La sicología del color es un campo de estudio apasionante. No solo para aprender a decorar creando emociones concretas, sino para aplicarla a cualquier campo. Los colores están relacionados con estados de ánimo muy concretos. Así, existen colores cálidos y colores fríos que se relacionan con emociones determinadas. La comida no se escapa a estas asociaciones; así como tampoco lo hacen bollería y galletas.

El color natural de bollos y galletas es toda la gama del ocre, pero también el amarillo y casi hasta el naranja. Colores todos ellos relacionados con los impulsos y no con el pensamiento racional. Amarillo, el color de los locos, naranja, el color de la alegría. Bollería y galletas se convierten, pues, en alimentos llenos de vida, de alegría.
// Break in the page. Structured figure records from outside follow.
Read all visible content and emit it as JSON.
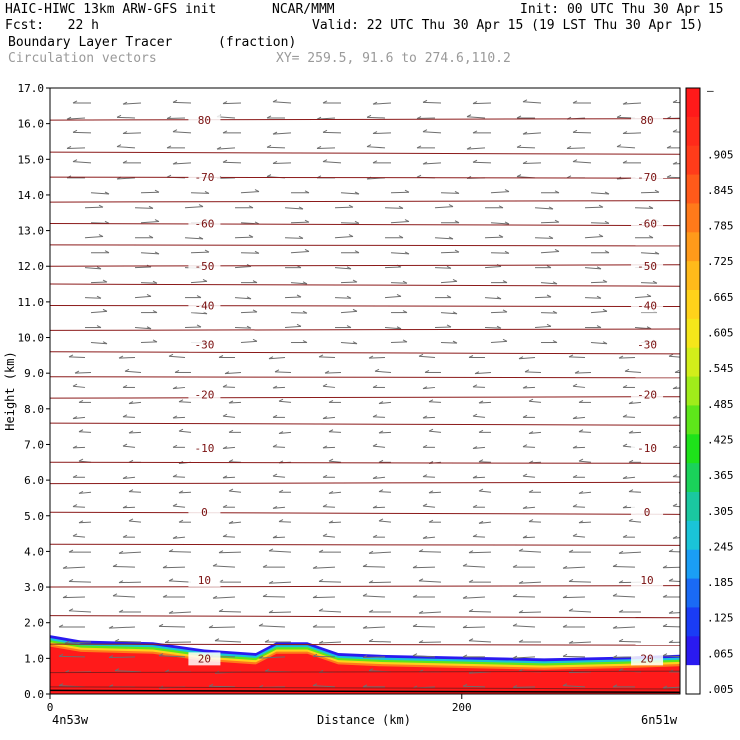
{
  "header": {
    "model": "HAIC-HIWC 13km ARW-GFS init",
    "org": "NCAR/MMM",
    "init": "Init: 00 UTC Thu 30 Apr 15",
    "fcst": "Fcst:   22 h",
    "valid": "Valid: 22 UTC Thu 30 Apr 15 (19 LST Thu 30 Apr 15)",
    "field": "Boundary Layer Tracer",
    "units": "(fraction)",
    "vectors": "Circulation vectors",
    "xy": "XY= 259.5, 91.6 to 274.6,110.2"
  },
  "chart_data": {
    "type": "cross-section",
    "ylabel": "Height (km)",
    "xlabel": "Distance (km)",
    "ylim": [
      0,
      17
    ],
    "xlim": [
      0,
      306
    ],
    "yticks": [
      "0.0",
      "1.0",
      "2.0",
      "3.0",
      "4.0",
      "5.0",
      "6.0",
      "7.0",
      "8.0",
      "9.0",
      "10.0",
      "11.0",
      "12.0",
      "13.0",
      "14.0",
      "15.0",
      "16.0",
      "17.0"
    ],
    "xticks": [
      {
        "value": 0,
        "label": "0"
      },
      {
        "value": 200,
        "label": "200"
      }
    ],
    "x_endpoints": {
      "left": "4n53w",
      "right": "6n51w"
    },
    "colorbar": {
      "labels": [
        "–",
        ".905",
        ".845",
        ".785",
        ".725",
        ".665",
        ".605",
        ".545",
        ".485",
        ".425",
        ".365",
        ".305",
        ".245",
        ".185",
        ".125",
        ".065",
        ".005"
      ],
      "colors": [
        "#ff1a1a",
        "#ff2a1a",
        "#ff3c1a",
        "#ff5a1a",
        "#ff7a1a",
        "#ff9a1a",
        "#ffba1a",
        "#ffd21a",
        "#f5e61a",
        "#d2ee1a",
        "#a0ec1a",
        "#5ee61a",
        "#1ee21a",
        "#1ad25a",
        "#1ac8a0",
        "#1ac4d8",
        "#1a9ef5",
        "#1a6af5",
        "#1a3cf5",
        "#2a1af0",
        "#ffffff"
      ],
      "color_count": 21
    },
    "isotherms": [
      {
        "label": "80",
        "y": 16.1
      },
      {
        "label": "-70",
        "y": 14.5
      },
      {
        "label": "-60",
        "y": 13.2
      },
      {
        "label": "-50",
        "y": 12.0
      },
      {
        "label": "-40",
        "y": 10.9
      },
      {
        "label": "-30",
        "y": 9.8
      },
      {
        "label": "-20",
        "y": 8.4
      },
      {
        "label": "-10",
        "y": 6.9
      },
      {
        "label": "0",
        "y": 5.1
      },
      {
        "label": "10",
        "y": 3.2
      },
      {
        "label": "20",
        "y": 1.0
      }
    ],
    "pressure_levels_km": [
      0.2,
      0.6,
      1.4,
      2.2,
      3.0,
      4.2,
      5.1,
      5.9,
      6.5,
      7.6,
      8.3,
      8.9,
      9.6,
      10.2,
      10.9,
      11.5,
      12.0,
      12.6,
      13.2,
      13.8,
      14.5,
      15.2,
      16.1
    ],
    "boundary_layer_top_km": [
      {
        "x": 0,
        "y": 1.65
      },
      {
        "x": 15,
        "y": 1.5
      },
      {
        "x": 50,
        "y": 1.45
      },
      {
        "x": 75,
        "y": 1.25
      },
      {
        "x": 100,
        "y": 1.15
      },
      {
        "x": 110,
        "y": 1.45
      },
      {
        "x": 125,
        "y": 1.45
      },
      {
        "x": 140,
        "y": 1.15
      },
      {
        "x": 160,
        "y": 1.1
      },
      {
        "x": 200,
        "y": 1.05
      },
      {
        "x": 240,
        "y": 1.0
      },
      {
        "x": 280,
        "y": 1.05
      },
      {
        "x": 306,
        "y": 1.1
      }
    ]
  }
}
Pero no solo de color vive la bollería. Las formas también se relacionan con emociones y conceptos que van más allá. Galletas y bollos suelen ser redondeados, de formas suaves, sinuosas, curvas. Solo la repostería experimental ofrece aristas y esquinas. Lo redondeado se relaciona con lo fácil y con el placer.
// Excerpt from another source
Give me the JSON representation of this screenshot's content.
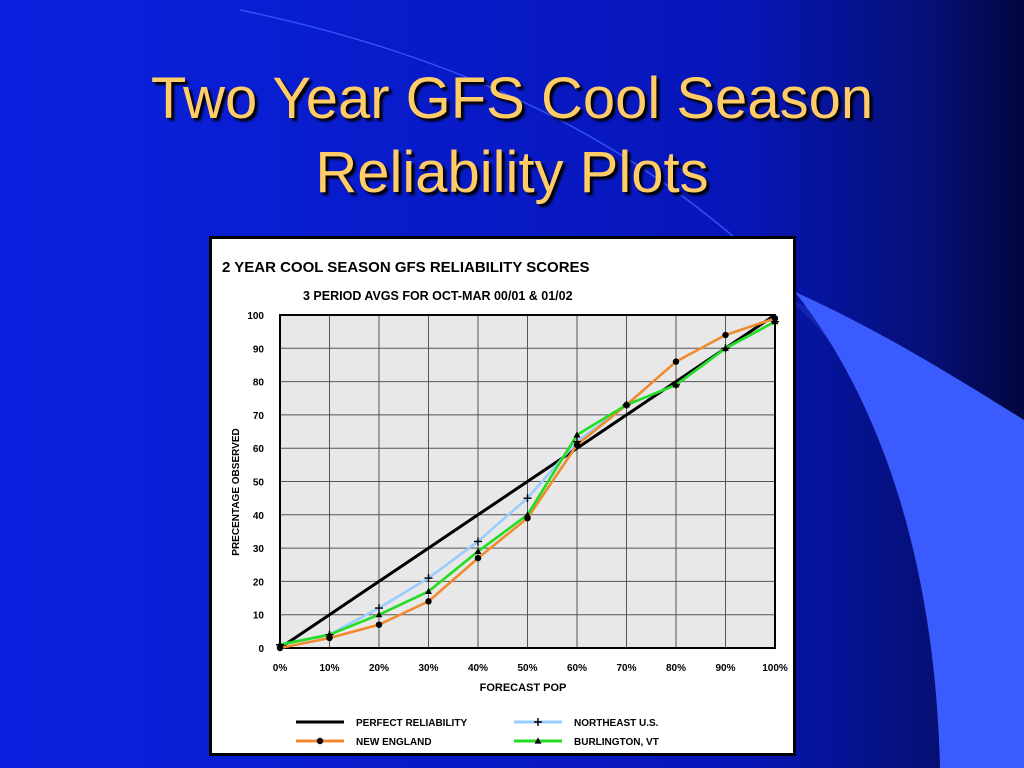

Si unes ambas cosas, colores cálidos que resultan reconfortantes y formas redondeadas, que se hacen asequibles, te encuentras que bollería y galletas son la representación perfecta de un placer inmediato, de fácil acceso que nos dará satisfacción casi sin sentirlo.

Texturas y sonidos, otro mundo de sensaciones

Hay dos texturas perseguidas por los consumidores de bollería y galletas por encima de las demás: la crujiente y la esponjosa. Si te fijas en la publicidad de este tipo de producto, toda ella hace hincapié en estos dos conceptos. Crujiente por fuera, esponjoso por dentro se ha convertido en la meca de la bollería de éxito.
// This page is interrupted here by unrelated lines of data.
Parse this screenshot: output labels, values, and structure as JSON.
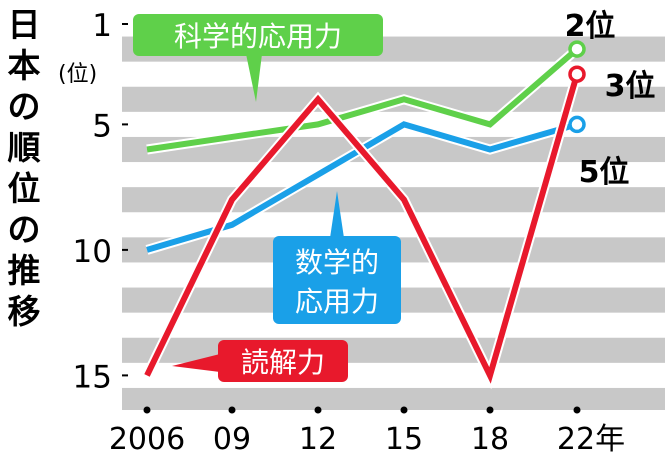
{
  "title_vertical": [
    "日",
    "本",
    "の",
    "順",
    "位",
    "の",
    "推",
    "移"
  ],
  "unit_label": "(位)",
  "colors": {
    "science": "#5fd04a",
    "math": "#1aa0e8",
    "reading": "#e8192c",
    "stripe": "#c8c8c8",
    "text": "#000000"
  },
  "chart_data": {
    "type": "line",
    "x": [
      "2006",
      "09",
      "12",
      "15",
      "18",
      "22"
    ],
    "x_tick_labels": [
      "2006",
      "09",
      "12",
      "15",
      "18",
      "22年"
    ],
    "y_axis": {
      "inverted": true,
      "ylim": [
        1,
        16
      ],
      "ticks": [
        1,
        5,
        10,
        15
      ]
    },
    "grid": "horizontal alternating bands",
    "series": [
      {
        "name": "科学的応用力",
        "key": "science",
        "values": [
          6,
          5.5,
          5,
          4,
          5,
          2
        ],
        "end_label": "2位"
      },
      {
        "name": "数学的応用力",
        "key": "math",
        "values": [
          10,
          9,
          7,
          5,
          6,
          5
        ],
        "end_label": "5位"
      },
      {
        "name": "読解力",
        "key": "reading",
        "values": [
          15,
          8,
          4,
          8,
          15,
          3
        ],
        "end_label": "3位"
      }
    ]
  }
}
No podemos hablar de bollería y galletas crujientes sin hablar de Charles Spencer quien, en 2015, en un artículo para Flavour, estableció lo siguiente: el sonido es el sabor olvidado. Tanto es así que, cuanto más suena un alimento al morderlo, más nos gusta. De ahí nuestra afición al crujiente. Por eso mordemos el pico del pan y nos encantan las galletas que se parten con un sonoro crujido. Pero ¿cuál es el motivo oculto para que el sonido de un alimento nos parezca atractivo? Pues, al parecer, nuestro cerebro, el responsable de que la comida nos parezca atractiva mucho más allá de su sabor, establece una relación automática entre crujiente y fresco.

En cuanto a lo esponjoso ¿Qué tiene la textura esponjosa para que nos atraiga de un modo tan irresistible? Hablábamos más arriba de las formas redondeadas y el placer. El mecanismo es el mismo. Lo suave, lo blando, es agradable. Y el ser humano está programado para disfrutar más de lo que no ofrece complicaciones. De ahí que nuestra bollería favorita sea esponjosa por dentro… después de habernos convencido de que es fresca con un crujido inicial.

Y por fin, el sabor

La ciencia, que es la que se ocupa de explicarnos por qué nos gusta lo que nos gusta, ha descubierto algunas cosas curiosas acerca del comportamiento del ser humano en relación con los sabores. Y es que parece ser que estamos programados para que no nos gusten los sabores amargos. Por el contrario, a la mayor parte de nosotros se nos activan los sensores del placer cuando probamos algo dulce. Si bien «demasiado dulce» suele ser un sabor poco popular, casi nadie hace ascos a un poco de azúcar. Pensemos en la cantidad de expresiones positivas relacionadas con el dulce. Una carita muy dulce, un sentimiento dulce, estar de dulce, actitud acaramelada… Bollería y galletas comparten este sabor y por tanto nos producen placer en cuanto las saboreamos. Por encima de gustos añadidos, como chocolate, fresa, vainilla, almendras, etc, el dulce es el denominador común de bollería y galletas.

Vemos por tanto como bollería y galletas son del gusto de la mayor parte de las personas porque atacan a todos nuestros sentidos: colores cálidos y agradables se nos meten por los ojos. Sonidos que apelan a conceptos como la frescura engañan (o no) a nuestros oídos. Los aromas nos transportan a momentos que recordamos con cariño. Y el sabor, por fin, condensa todo lo anterior al estallar en ecos de dulzor que despiertan a nuestros receptores del placer. La mejor bollería, por tanto, será aquella capaz de apelar a todos nuestros sentidos.